I've never been much of a joiner.
It just seems like way too much work.
But after almost 2 years of engaging in next to no adult conversation, I was pretty ecstatic when one of my new mom friends scored me an invite to a weekly playdate one of the women in our neighborhood hosts every week.
Now, I know what you're thinking: who in their right mind would agree to host a playdate for 10 feisty 2-year-olds once a week?!
I thought the same thing too.
And when I asked my friend about it, she explained that the woman is a little bit…quirky.
This peaked my interest.
Quirky stuff leads to fabulous blog fodder.
So I signed on the dotted line and agreed to be part of the neighborhood in-crowd.

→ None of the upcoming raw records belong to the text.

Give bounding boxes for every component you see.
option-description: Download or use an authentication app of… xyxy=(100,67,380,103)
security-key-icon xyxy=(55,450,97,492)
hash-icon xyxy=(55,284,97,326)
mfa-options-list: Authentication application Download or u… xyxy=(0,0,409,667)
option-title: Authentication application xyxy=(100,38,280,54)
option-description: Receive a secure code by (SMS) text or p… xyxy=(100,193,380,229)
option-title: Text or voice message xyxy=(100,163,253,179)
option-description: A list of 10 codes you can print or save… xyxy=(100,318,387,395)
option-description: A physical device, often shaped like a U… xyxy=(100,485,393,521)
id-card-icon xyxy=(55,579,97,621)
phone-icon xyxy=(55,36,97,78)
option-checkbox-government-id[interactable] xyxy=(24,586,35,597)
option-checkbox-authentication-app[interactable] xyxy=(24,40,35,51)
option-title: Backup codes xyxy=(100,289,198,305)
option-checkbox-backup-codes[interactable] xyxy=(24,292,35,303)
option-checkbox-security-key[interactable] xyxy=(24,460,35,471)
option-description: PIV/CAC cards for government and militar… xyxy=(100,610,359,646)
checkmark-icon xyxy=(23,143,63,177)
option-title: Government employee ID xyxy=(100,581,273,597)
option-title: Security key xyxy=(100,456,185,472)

After our first playdate, I decided I'd made a mistake. The other moms were nice and all, and my daughter had a great time, but it wasn't the right environment for me. I just couldn't get past the state of the woman's house. Would it kill her to run a vacuum once a year? I mean, I know I'm a bit of a clean-freak and all, but when I'm bringing enough food home in my shoes to feed a family of 4, something's not right.
Of course, my husband told me I was being ridiculous and told me to give it another go, and before I knew it, I was sitting on the super-stained floor with the other moms, and lately I've even been able to lean back onto the scarily-stained pillows.

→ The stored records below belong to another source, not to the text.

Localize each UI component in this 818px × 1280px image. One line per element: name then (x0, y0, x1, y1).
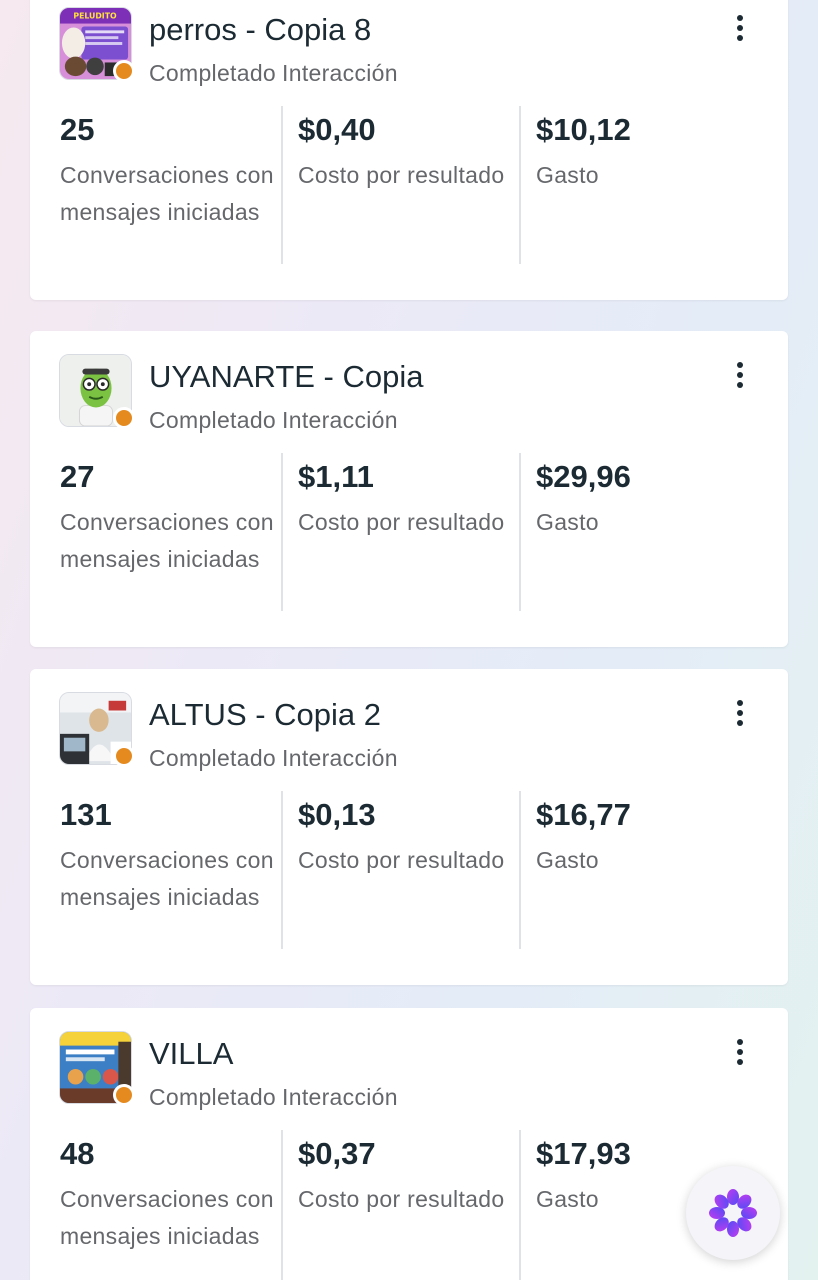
results-value: 25 (60, 112, 95, 147)
ai-assistant-icon (709, 1189, 757, 1237)
campaign-status-line: Completado Interacción (149, 745, 398, 772)
results-label: Conversaciones con mensajes iniciadas (60, 162, 274, 225)
campaign-name[interactable]: perros - Copia 8 (149, 12, 371, 48)
campaign-objective: Interacción (282, 745, 398, 771)
cost-metric: $1,11 Costo por resultado (298, 453, 520, 611)
spend-value: $17,93 (536, 1136, 631, 1171)
campaign-card[interactable]: ALTUS - Copia 2 Completado Interacción 13… (30, 669, 788, 985)
spend-label: Gasto (536, 847, 599, 873)
results-value: 48 (60, 1136, 95, 1171)
more-vertical-icon[interactable] (726, 357, 754, 393)
cost-value: $0,37 (298, 1136, 376, 1171)
spend-metric: $29,96 Gasto (536, 453, 758, 611)
spend-value: $29,96 (536, 459, 631, 494)
ai-assistant-button[interactable] (686, 1166, 780, 1260)
campaign-name[interactable]: UYANARTE - Copia (149, 359, 424, 395)
campaign-status-line: Completado Interacción (149, 60, 398, 87)
campaign-card[interactable]: PELUDITO perros - Copia 8 Completado Inte… (30, 0, 788, 300)
campaign-metrics: 48 Conversaciones con mensajes iniciadas… (60, 1130, 760, 1280)
cost-value: $1,11 (298, 459, 374, 494)
status-dot (113, 745, 135, 767)
campaign-objective: Interacción (282, 407, 398, 433)
cost-label: Costo por resultado (298, 847, 505, 873)
results-label: Conversaciones con mensajes iniciadas (60, 847, 274, 910)
spend-label: Gasto (536, 509, 599, 535)
campaign-status: Completado (149, 407, 277, 433)
results-value: 131 (60, 797, 112, 832)
cost-value: $0,40 (298, 112, 376, 147)
spend-metric: $16,77 Gasto (536, 791, 758, 949)
cost-metric: $0,40 Costo por resultado (298, 106, 520, 264)
results-label: Conversaciones con mensajes iniciadas (60, 1186, 274, 1249)
metric-divider (519, 1130, 521, 1280)
thumbnail-text: PELUDITO (73, 12, 117, 21)
results-metric: 25 Conversaciones con mensajes iniciadas (60, 106, 282, 264)
campaign-metrics: 27 Conversaciones con mensajes iniciadas… (60, 453, 760, 611)
spend-value: $16,77 (536, 797, 631, 832)
campaign-name[interactable]: ALTUS - Copia 2 (149, 697, 381, 733)
campaign-card[interactable]: VILLA Completado Interacción 48 Conversac… (30, 1008, 788, 1280)
cost-value: $0,13 (298, 797, 376, 832)
spend-label: Gasto (536, 162, 599, 188)
metric-divider (281, 1130, 283, 1280)
cost-metric: $0,13 Costo por resultado (298, 791, 520, 949)
results-label: Conversaciones con mensajes iniciadas (60, 509, 274, 572)
results-value: 27 (60, 459, 95, 494)
campaign-thumbnail (59, 692, 135, 767)
campaign-status-line: Completado Interacción (149, 407, 398, 434)
results-metric: 131 Conversaciones con mensajes iniciada… (60, 791, 282, 949)
campaign-card[interactable]: UYANARTE - Copia Completado Interacción 2… (30, 331, 788, 647)
campaign-status: Completado (149, 1084, 277, 1110)
metric-divider (281, 791, 283, 949)
spend-metric: $10,12 Gasto (536, 106, 758, 264)
campaign-metrics: 131 Conversaciones con mensajes iniciada… (60, 791, 760, 949)
cost-label: Costo por resultado (298, 1186, 505, 1212)
metric-divider (519, 453, 521, 611)
metric-divider (281, 453, 283, 611)
cost-label: Costo por resultado (298, 509, 505, 535)
spend-value: $10,12 (536, 112, 631, 147)
status-dot (113, 60, 135, 82)
campaign-thumbnail (59, 1031, 135, 1106)
metric-divider (519, 791, 521, 949)
campaign-metrics: 25 Conversaciones con mensajes iniciadas… (60, 106, 760, 264)
status-dot (113, 1084, 135, 1106)
more-vertical-icon[interactable] (726, 10, 754, 46)
campaign-status: Completado (149, 60, 277, 86)
campaign-thumbnail (59, 354, 135, 429)
more-vertical-icon[interactable] (726, 1034, 754, 1070)
more-vertical-icon[interactable] (726, 695, 754, 731)
cost-metric: $0,37 Costo por resultado (298, 1130, 520, 1280)
metric-divider (519, 106, 521, 264)
campaign-objective: Interacción (282, 1084, 398, 1110)
campaign-thumbnail: PELUDITO (59, 7, 135, 82)
status-dot (113, 407, 135, 429)
results-metric: 48 Conversaciones con mensajes iniciadas (60, 1130, 282, 1280)
campaign-status: Completado (149, 745, 277, 771)
cost-label: Costo por resultado (298, 162, 505, 188)
results-metric: 27 Conversaciones con mensajes iniciadas (60, 453, 282, 611)
metric-divider (281, 106, 283, 264)
campaign-status-line: Completado Interacción (149, 1084, 398, 1111)
campaign-objective: Interacción (282, 60, 398, 86)
campaign-name[interactable]: VILLA (149, 1036, 233, 1072)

I just hope no one ever tells me what that big orange stain is on that bed pillow that sits on the end of the couch…
So I've become a regular at this weekly playdate, and you know what? The more time I spend at this woman's house, the more I realize she's not quirky at all.
Even though she still hasn't vacuumed.
It's the other women who have issues.
In the 4 months I've been going to this playdate, I've only seen 3 other women bring food with them, and yet everyone is quick to dig in and feed themselves and their kids from the stash of treats that are always waiting for us.
But that's pretty secondary to that other stuff that goes on.
One of the moms spends the entire 2 hours we're all together talking about herself. I know all about the private school she went to, how much her husband annoys her, and how advanced her son is going to be, and the only thing she knows about me is my name. Okay, she might know my daughter's name too, but that's about it.
Another one of the moms spends the whole time screaming at her 2-year-old. No matter what that poor kid does, it's wrong. The good news is that she's been enrolled in full-time daycare since the day after she was born (even though her mother doesn't work), so we only have to endure the sound of her mother's piercing screams on public holidays.
There's also a mom who lets her kid put everything he can lay his hands on in his mouth, without ever offering to wash it off when he's done. Now, I realize the woman who hosts the playdate probably doesn't care, but my heart stops every time I see my daughter so much as touch any of the toys after all of the damage that boy has done.
Which leads me to my next complaint. Why do all of the moms insist on bringing their kids when they are clearly too sick to be out of the house? Do they really think the rest of us want our kids to catch whatever is oozing out of their little one's nose?
But my my favorite encounter, so far anyway, happened last week.
I was the first to arrive, and as I was (reluctantly) removing my shoes by the front door, I witnessed the craziest thing. One of the other moms removed her daughter from her car seat, walked past me at the front door without saying hello, lay her daughter down in the middle of the carpeted living room, and changed the dirtiest diaper I've ever seen.
Without putting a change pad beneath her.
And when all was said and done, and her daughter was freshly diapered and happily playing with something in the corner, she handed the dirty, smelly mess to the host of the playdate so she could throw it away.
It was in that moment that I vowed I will never, ever, offer to have these women to my home.
What's the worst thing you've seen happen at a play date?